第10回(終)  第4部:希望 後編

竜馬は次の手をうつ。倒幕で薩長に遅れをとった土佐と組んで新しい商社を興し、海から維新をサポートする。「海援隊」の誕生である。しかし、薩長は独走を始めた。積年の幕府への恨みをはらすには、武力によって徳川を叩き潰すしかないと合意したのだ。公卿の岩倉具視を動かし、倒幕の勅命を待っている。 このままでは江戸が火の海になり、また人が死ぬ。竜馬最後の勝負が始まる。「政権を朝廷に奉還する」この奇策を幕府が受ければ、一滴の血も流さずに革命が成功する。「大政奉還」が先か、「倒幕の勅命」が先か...竜馬は勝った。大政奉還は成った。

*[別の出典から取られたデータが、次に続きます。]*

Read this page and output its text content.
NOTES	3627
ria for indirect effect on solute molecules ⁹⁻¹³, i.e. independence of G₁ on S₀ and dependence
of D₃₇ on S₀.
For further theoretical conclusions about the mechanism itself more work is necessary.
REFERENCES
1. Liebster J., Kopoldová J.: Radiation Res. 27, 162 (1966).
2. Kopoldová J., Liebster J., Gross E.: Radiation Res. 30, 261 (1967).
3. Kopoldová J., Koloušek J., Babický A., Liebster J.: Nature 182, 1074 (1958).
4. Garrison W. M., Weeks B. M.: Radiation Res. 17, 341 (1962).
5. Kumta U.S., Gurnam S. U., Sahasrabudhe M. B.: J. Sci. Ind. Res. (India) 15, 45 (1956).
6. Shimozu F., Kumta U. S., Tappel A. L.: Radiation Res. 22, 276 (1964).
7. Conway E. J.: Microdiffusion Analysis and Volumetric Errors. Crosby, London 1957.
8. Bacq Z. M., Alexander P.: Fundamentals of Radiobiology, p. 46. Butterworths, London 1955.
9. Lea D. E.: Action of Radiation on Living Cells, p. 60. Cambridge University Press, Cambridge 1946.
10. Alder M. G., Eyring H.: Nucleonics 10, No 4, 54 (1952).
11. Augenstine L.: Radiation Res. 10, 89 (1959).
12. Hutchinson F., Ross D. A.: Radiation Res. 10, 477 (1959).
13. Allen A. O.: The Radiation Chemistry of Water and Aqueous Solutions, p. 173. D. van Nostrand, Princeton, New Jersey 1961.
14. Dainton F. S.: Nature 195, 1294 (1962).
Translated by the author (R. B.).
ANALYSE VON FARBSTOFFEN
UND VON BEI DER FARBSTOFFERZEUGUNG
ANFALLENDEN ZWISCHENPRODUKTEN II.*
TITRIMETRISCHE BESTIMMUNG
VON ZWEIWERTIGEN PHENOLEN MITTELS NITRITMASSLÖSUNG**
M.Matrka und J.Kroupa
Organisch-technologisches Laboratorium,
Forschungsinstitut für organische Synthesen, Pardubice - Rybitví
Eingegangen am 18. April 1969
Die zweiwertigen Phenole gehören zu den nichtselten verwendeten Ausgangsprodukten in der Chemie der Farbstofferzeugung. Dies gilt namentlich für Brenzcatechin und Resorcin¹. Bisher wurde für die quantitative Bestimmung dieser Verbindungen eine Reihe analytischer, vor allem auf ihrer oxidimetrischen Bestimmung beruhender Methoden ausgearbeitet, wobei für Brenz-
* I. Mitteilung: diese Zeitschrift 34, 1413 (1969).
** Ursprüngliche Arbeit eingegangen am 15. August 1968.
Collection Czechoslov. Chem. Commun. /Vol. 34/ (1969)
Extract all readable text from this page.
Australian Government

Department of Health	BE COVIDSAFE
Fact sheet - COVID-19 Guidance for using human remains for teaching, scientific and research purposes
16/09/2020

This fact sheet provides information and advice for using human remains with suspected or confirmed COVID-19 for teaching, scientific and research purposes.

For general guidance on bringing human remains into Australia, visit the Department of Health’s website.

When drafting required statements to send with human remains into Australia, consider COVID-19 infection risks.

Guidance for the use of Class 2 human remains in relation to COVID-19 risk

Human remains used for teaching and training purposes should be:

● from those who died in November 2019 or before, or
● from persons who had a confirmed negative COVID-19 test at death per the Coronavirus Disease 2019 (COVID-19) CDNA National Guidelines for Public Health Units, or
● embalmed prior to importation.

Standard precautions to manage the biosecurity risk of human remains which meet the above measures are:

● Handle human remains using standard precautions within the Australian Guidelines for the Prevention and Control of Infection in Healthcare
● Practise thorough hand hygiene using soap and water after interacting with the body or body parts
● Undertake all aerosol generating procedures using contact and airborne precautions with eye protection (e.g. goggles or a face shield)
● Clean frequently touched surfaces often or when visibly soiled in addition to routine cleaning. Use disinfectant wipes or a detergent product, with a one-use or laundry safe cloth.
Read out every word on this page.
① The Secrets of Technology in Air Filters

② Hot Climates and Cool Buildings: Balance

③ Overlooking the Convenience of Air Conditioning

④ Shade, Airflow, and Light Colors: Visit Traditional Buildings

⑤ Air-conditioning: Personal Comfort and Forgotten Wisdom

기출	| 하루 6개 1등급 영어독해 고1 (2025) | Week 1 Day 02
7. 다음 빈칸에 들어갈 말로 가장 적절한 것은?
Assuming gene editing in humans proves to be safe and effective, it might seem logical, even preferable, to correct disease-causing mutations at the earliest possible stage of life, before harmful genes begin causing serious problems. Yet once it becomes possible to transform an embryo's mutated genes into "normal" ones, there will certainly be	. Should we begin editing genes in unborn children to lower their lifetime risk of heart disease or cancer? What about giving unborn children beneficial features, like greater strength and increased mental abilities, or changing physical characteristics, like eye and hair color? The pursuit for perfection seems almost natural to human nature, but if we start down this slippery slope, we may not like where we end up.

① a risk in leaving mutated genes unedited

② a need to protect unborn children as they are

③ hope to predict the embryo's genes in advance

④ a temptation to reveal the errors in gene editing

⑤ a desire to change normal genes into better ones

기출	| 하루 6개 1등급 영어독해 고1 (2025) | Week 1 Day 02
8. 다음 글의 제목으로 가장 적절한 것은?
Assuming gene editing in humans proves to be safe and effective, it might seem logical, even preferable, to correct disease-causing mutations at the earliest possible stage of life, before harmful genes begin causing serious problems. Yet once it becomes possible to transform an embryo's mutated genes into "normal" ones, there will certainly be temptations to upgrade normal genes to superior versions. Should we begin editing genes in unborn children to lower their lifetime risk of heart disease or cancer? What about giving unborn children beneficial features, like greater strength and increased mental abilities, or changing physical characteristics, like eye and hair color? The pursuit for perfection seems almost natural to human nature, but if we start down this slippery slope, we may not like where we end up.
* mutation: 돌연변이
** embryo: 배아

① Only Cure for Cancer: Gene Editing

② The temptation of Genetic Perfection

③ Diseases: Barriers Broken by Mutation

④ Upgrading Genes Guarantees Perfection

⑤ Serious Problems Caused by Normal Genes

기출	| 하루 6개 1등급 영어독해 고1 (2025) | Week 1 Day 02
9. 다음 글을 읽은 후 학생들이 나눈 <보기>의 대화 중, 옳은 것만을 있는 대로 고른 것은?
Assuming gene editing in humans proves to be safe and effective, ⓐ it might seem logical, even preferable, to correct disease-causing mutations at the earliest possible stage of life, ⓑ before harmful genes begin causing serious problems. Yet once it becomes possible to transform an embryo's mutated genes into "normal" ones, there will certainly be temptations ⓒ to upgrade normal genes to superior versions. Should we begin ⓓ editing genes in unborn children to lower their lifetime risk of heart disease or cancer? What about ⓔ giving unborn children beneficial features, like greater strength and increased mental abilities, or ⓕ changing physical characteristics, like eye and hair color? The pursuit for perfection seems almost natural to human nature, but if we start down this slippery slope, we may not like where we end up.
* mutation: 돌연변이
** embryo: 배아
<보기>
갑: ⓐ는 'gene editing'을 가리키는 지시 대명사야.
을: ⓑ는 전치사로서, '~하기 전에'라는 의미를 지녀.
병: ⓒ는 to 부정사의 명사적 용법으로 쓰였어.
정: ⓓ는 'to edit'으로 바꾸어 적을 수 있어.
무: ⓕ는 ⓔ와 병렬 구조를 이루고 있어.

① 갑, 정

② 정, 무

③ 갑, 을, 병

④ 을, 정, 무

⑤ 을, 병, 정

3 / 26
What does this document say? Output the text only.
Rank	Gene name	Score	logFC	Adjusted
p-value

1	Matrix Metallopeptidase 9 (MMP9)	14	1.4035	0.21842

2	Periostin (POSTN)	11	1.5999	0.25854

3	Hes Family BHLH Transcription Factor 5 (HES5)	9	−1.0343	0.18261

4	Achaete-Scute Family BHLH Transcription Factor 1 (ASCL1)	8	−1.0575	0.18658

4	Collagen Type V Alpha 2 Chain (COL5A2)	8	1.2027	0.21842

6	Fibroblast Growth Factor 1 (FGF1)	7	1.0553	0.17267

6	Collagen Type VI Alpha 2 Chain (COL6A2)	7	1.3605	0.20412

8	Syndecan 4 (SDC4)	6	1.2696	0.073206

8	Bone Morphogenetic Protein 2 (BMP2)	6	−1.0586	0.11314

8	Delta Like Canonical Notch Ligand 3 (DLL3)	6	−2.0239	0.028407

しかし、ここから竜馬の孤立が始まる。倒幕によって幕府側に恨まれ、徳川を残したことで薩長に恨まれる。その上、新政府の名簿に自分を入れなかった。「これからの坂本竜馬の相手は海だ!世界だ!」慶応三年十一月十五日、竜馬暗殺。三十三回目の誕生日だった。「みんな聞いチくれ。誰も死なん、誰も殺さん、女子供が笑って暮らせる、わしはそういう日本国を作りたいんじゃ!ハハハ、ハハハ...!」竜馬の声が空に響く!